Я просил ее хранить тайну, боясь, как я говорил, что меня могут арестовать, осудить, выдать Германии. Она сдержала слово.
Но вот в начале лета ее охватило безумное желание увидеть место моего подвига. Она так долго и так усердно упрашивала отца (не открывая ему тайной причины), что он повез ее в Кельн, скрыв от меня, по желанию дочери, эту поездку.
Мне нечего тебе говорить, что внутрь собора я и не заходил. Я не знаю, где находится гробница (если она только существует) одиннадцати тысяч девственниц. Увы! По-видимому, гробница эта неприступна.
Неделю спустя я получил от нее десять строк, возвращавших мне слово, и объяснительное письмо от отца, задним числом посвященного в тайну.
При виде раки она сразу поняла мой обман, мою ложь, но в то же время и мою истинную невиновность.

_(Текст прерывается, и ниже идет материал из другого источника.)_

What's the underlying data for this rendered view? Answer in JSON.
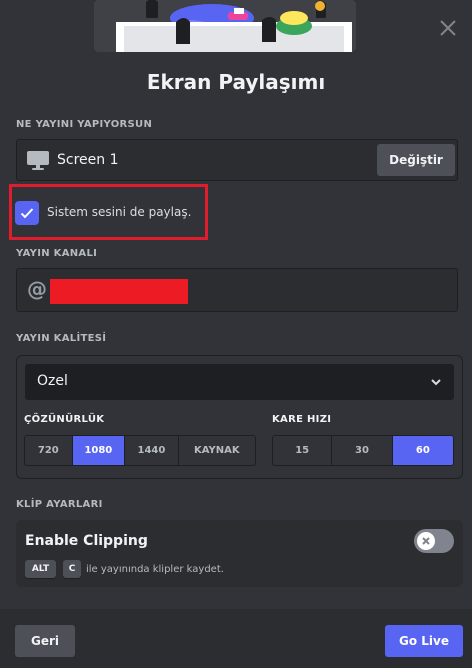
{
  "modal": {
    "title": "Ekran Paylaşımı"
  },
  "source": {
    "section_label": "NE YAYINI YAPIYORSUN",
    "screen_name": "Screen 1",
    "change_label": "Değiştir",
    "screen_icon": "monitor-icon"
  },
  "audio": {
    "checkbox_label": "Sistem sesini de paylaş.",
    "checked": true
  },
  "channel": {
    "section_label": "YAYIN KANALI",
    "at_symbol": "@"
  },
  "quality": {
    "section_label": "YAYIN KALİTESİ",
    "preset": "Ozel",
    "resolution_label": "ÇÖZÜNÜRLÜK",
    "resolution_options": [
      "720",
      "1080",
      "1440",
      "KAYNAK"
    ],
    "resolution_selected": "1080",
    "framerate_label": "KARE HIZI",
    "framerate_options": [
      "15",
      "30",
      "60"
    ],
    "framerate_selected": "60"
  },
  "clips": {
    "section_label": "KLİP AYARLARI",
    "title": "Enable Clipping",
    "enabled": false,
    "key1": "ALT",
    "key2": "C",
    "description": "ile yayınında klipler kaydet."
  },
  "footer": {
    "back_label": "Geri",
    "go_live_label": "Go Live"
  },
  "colors": {
    "accent": "#5865f2",
    "highlight": "#e01d2d",
    "redaction": "#ed1c24",
    "background": "#313338"
  }
}
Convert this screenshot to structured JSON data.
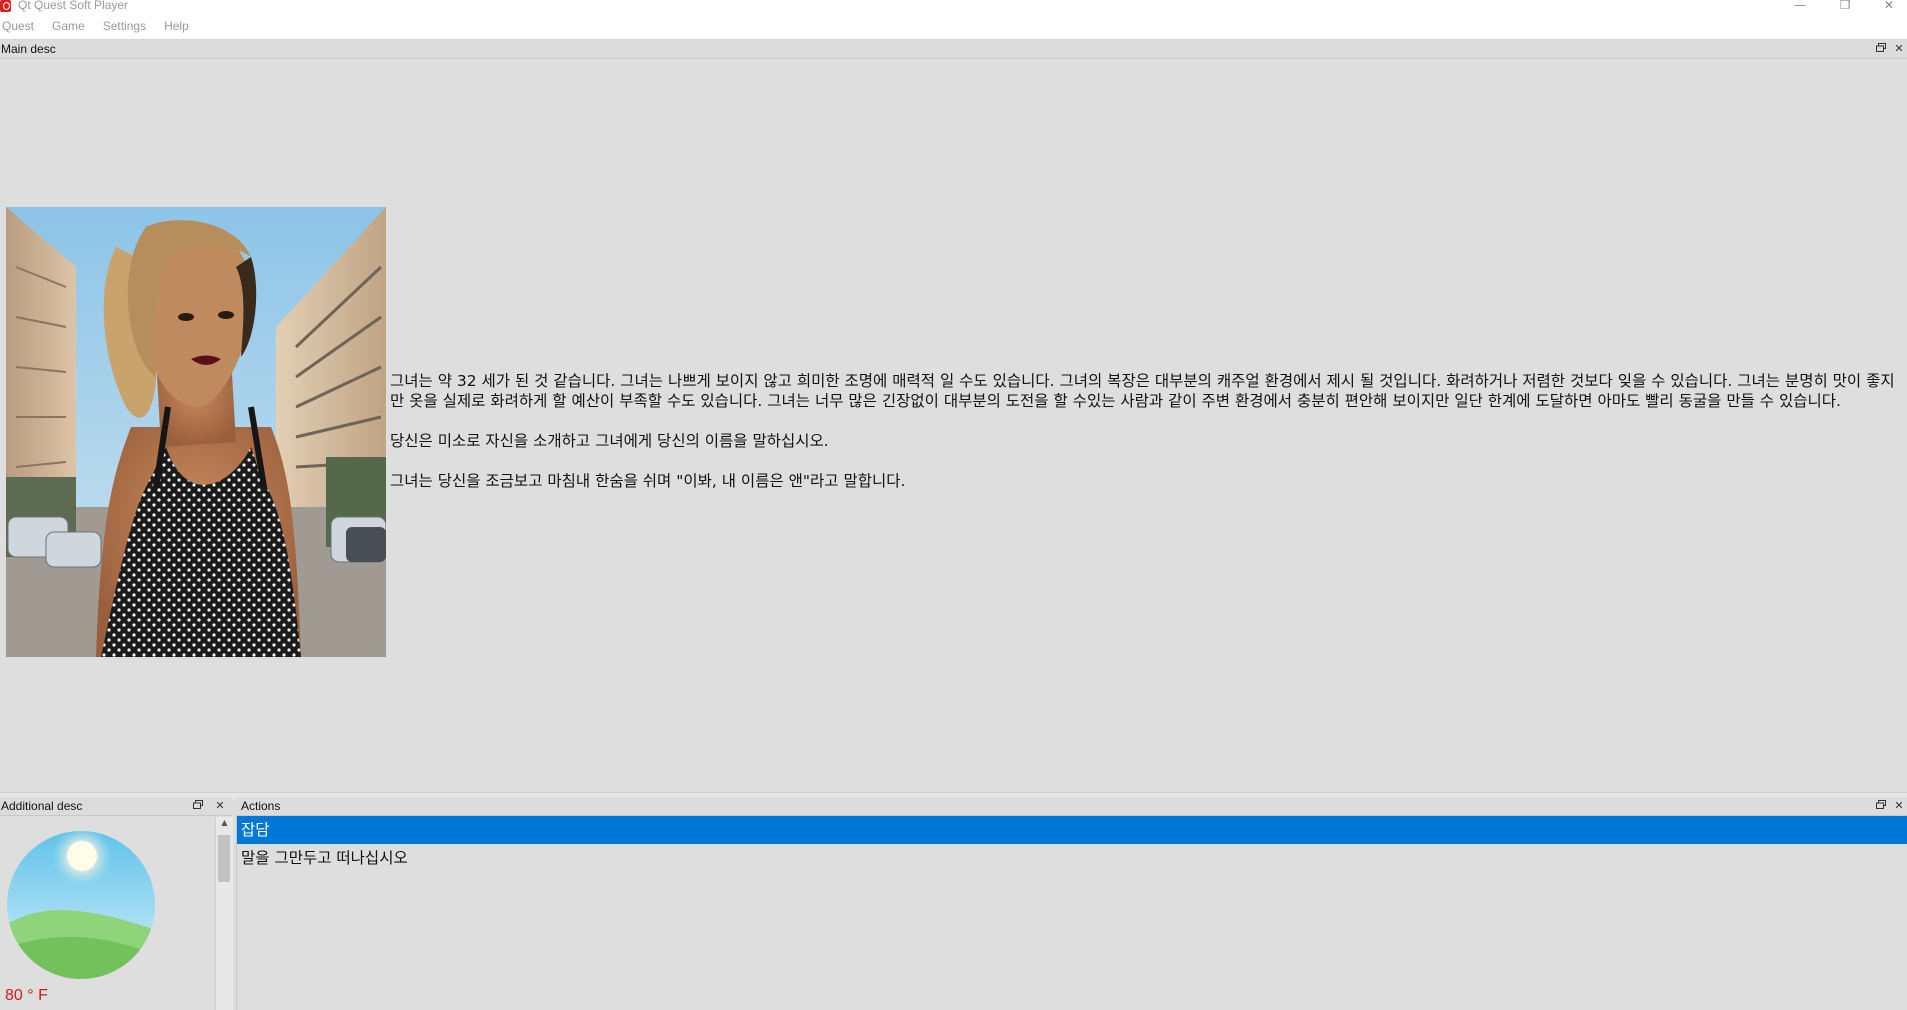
{
  "window": {
    "title": "Qt Quest Soft Player",
    "minimize_glyph": "—",
    "restore_glyph": "❐",
    "close_glyph": "✕"
  },
  "menu": [
    "Quest",
    "Game",
    "Settings",
    "Help"
  ],
  "main_desc": {
    "title": "Main desc",
    "paragraphs": [
      "그녀는 약 32 세가 된 것 같습니다. 그녀는 나쁘게 보이지 않고 희미한 조명에 매력적 일 수도 있습니다. 그녀의 복장은 대부분의 캐주얼 환경에서 제시 될 것입니다. 화려하거나 저렴한 것보다 잊을 수 있습니다. 그녀는 분명히 맛이 좋지만 옷을 실제로 화려하게 할 예산이 부족할 수도 있습니다. 그녀는 너무 많은 긴장없이 대부분의 도전을 할 수있는 사람과 같이 주변 환경에서 충분히 편안해 보이지만 일단 한계에 도달하면 아마도 빨리 동굴을 만들 수 있습니다.",
      "당신은 미소로 자신을 소개하고 그녀에게 당신의 이름을 말하십시오.",
      "그녀는 당신을 조금보고 마침내 한숨을 쉬며 \"이봐, 내 이름은 앤\"라고 말합니다."
    ]
  },
  "additional_desc": {
    "title": "Additional desc",
    "temperature": "80 ° F"
  },
  "actions": {
    "title": "Actions",
    "items": [
      "잡담",
      "말을 그만두고 떠나십시오"
    ],
    "selected_index": 0
  },
  "colors": {
    "selection": "#0078d7",
    "temperature_text": "#d11a1a",
    "panel_bg": "#dedede"
  },
  "icons": {
    "float": "float-icon",
    "close": "close-icon",
    "weather": "sunny-weather-icon"
  }
}
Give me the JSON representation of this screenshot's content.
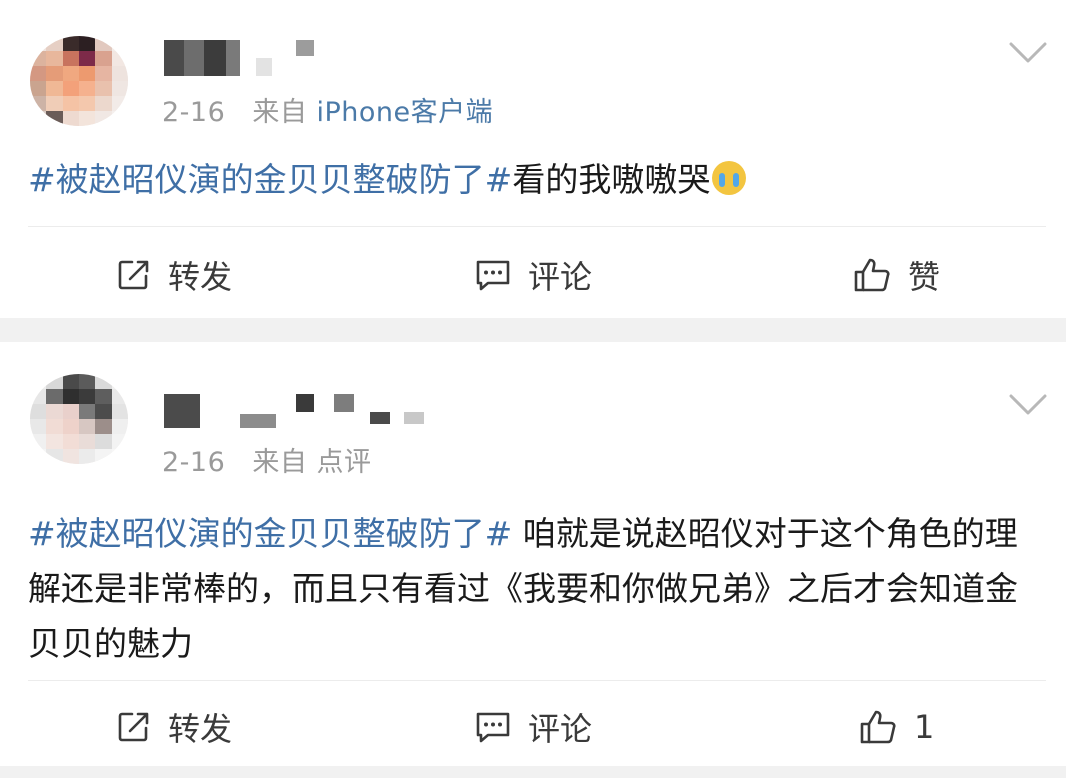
{
  "posts": [
    {
      "date": "2-16",
      "source_prefix": "来自",
      "source_app": "iPhone客户端",
      "hashtag": "#被赵昭仪演的金贝贝整破防了#",
      "body": "看的我嗷嗷哭",
      "emoji_icon": "crying-face-icon",
      "actions": {
        "repost": "转发",
        "comment": "评论",
        "like": "赞"
      }
    },
    {
      "date": "2-16",
      "source_prefix": "来自",
      "source_app": "点评",
      "hashtag": "#被赵昭仪演的金贝贝整破防了#",
      "body": " 咱就是说赵昭仪对于这个角色的理解还是非常棒的，而且只有看过《我要和你做兄弟》之后才会知道金贝贝的魅力",
      "actions": {
        "repost": "转发",
        "comment": "评论",
        "like": "1"
      }
    }
  ],
  "colors": {
    "hashtag": "#3f6fa6",
    "meta": "#9a9a9a",
    "separator": "#f1f1f1"
  }
}
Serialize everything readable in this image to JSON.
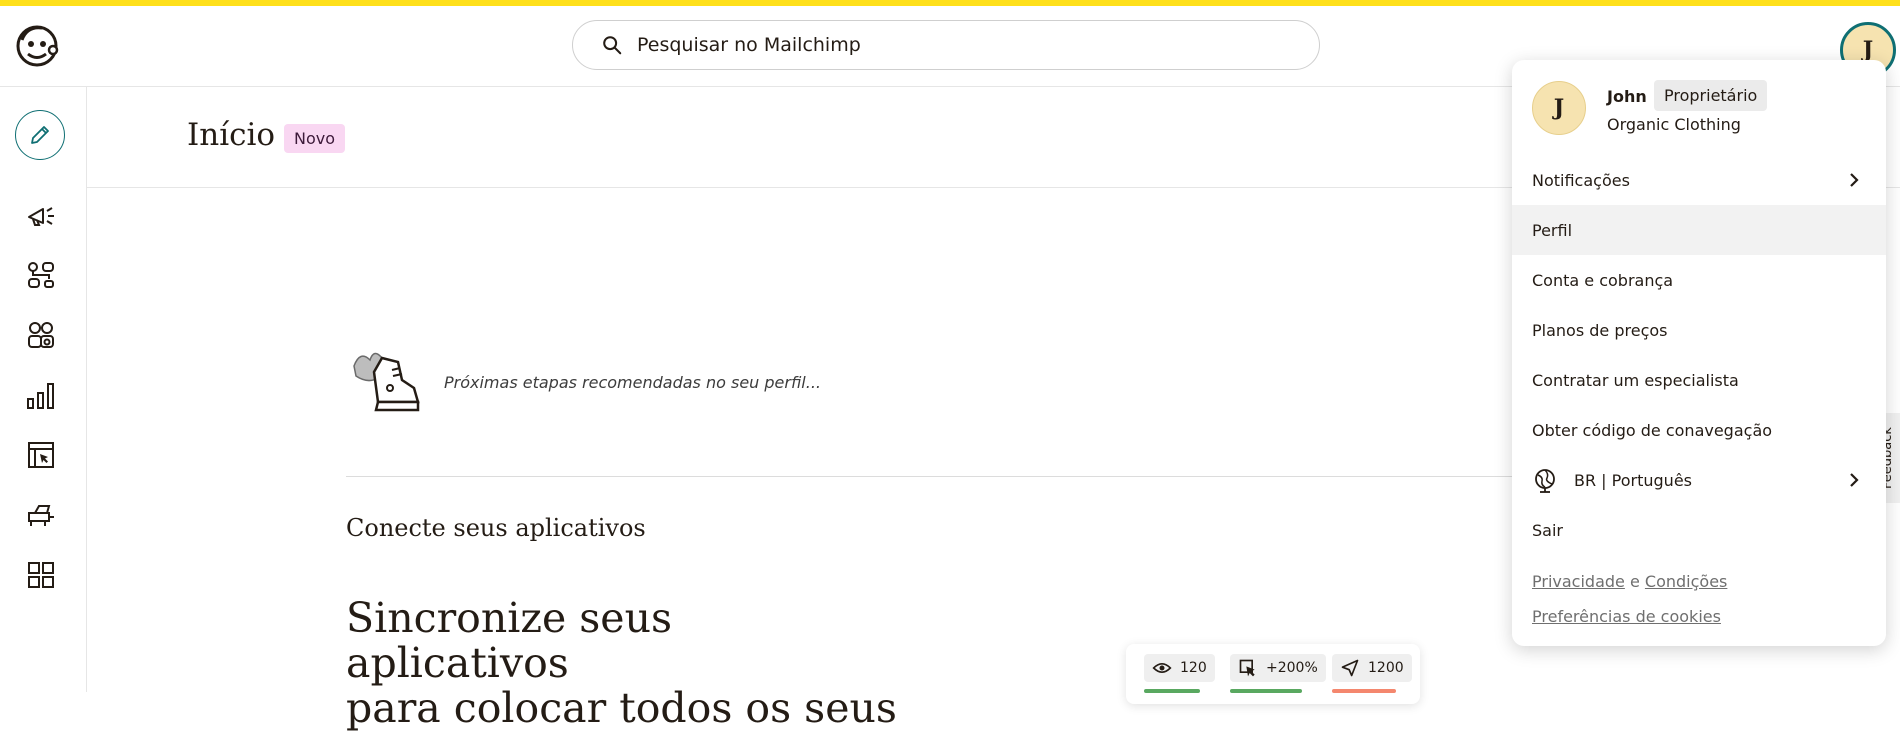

Когда она спросила у хранителя мощей, не было ли тут когда-нибудь кражи, тот расхохотался, доказывая всю неосуществимость подобного покушения.
И вот с той минуты, когда оказалось, что я не совершил взлома в священном месте, не погрузил богохульственной руки в чтимые останки, я более не был достоин моей белокурой и утонченной невесты.
Мне отказали от дома. Тщетно я просил, молил; ничто не могло растрогать набожную красавицу.
С горя я заболел.
На прошлой неделе ее кузина, которая одновременно приходится кузиной и тебе, госпожа д'Арвиль, попросила меня зайти к ней.
Я могу быть прощен на следующих условиях. Я должен привезти мощи какой-нибудь девственницы или мученицы, но настоящие, доподлинные, засвидетельствованные нашим святейшим отцом папой.
Я готов сойти с ума от затруднений и беспокойства.
В Рим я поеду, если нужно. Но не могу же я явиться к папе и рассказать ему о своем дурацком приключении. Да я и сомневаюсь, чтобы подлинные мощи доверялись частным лицам.
Не можешь ли ты дать мне рекомендацию к кому-либо из кардиналов или хотя бы к кому-нибудь из французских прелатов, владеющих останками какой-либо святой? И нет ли у тебя самого в твоих коллекциях требуемого драгоценного предмета?
Спаси меня, дорогой аббат, и я обещаю тебе обратиться десятью годами раньше!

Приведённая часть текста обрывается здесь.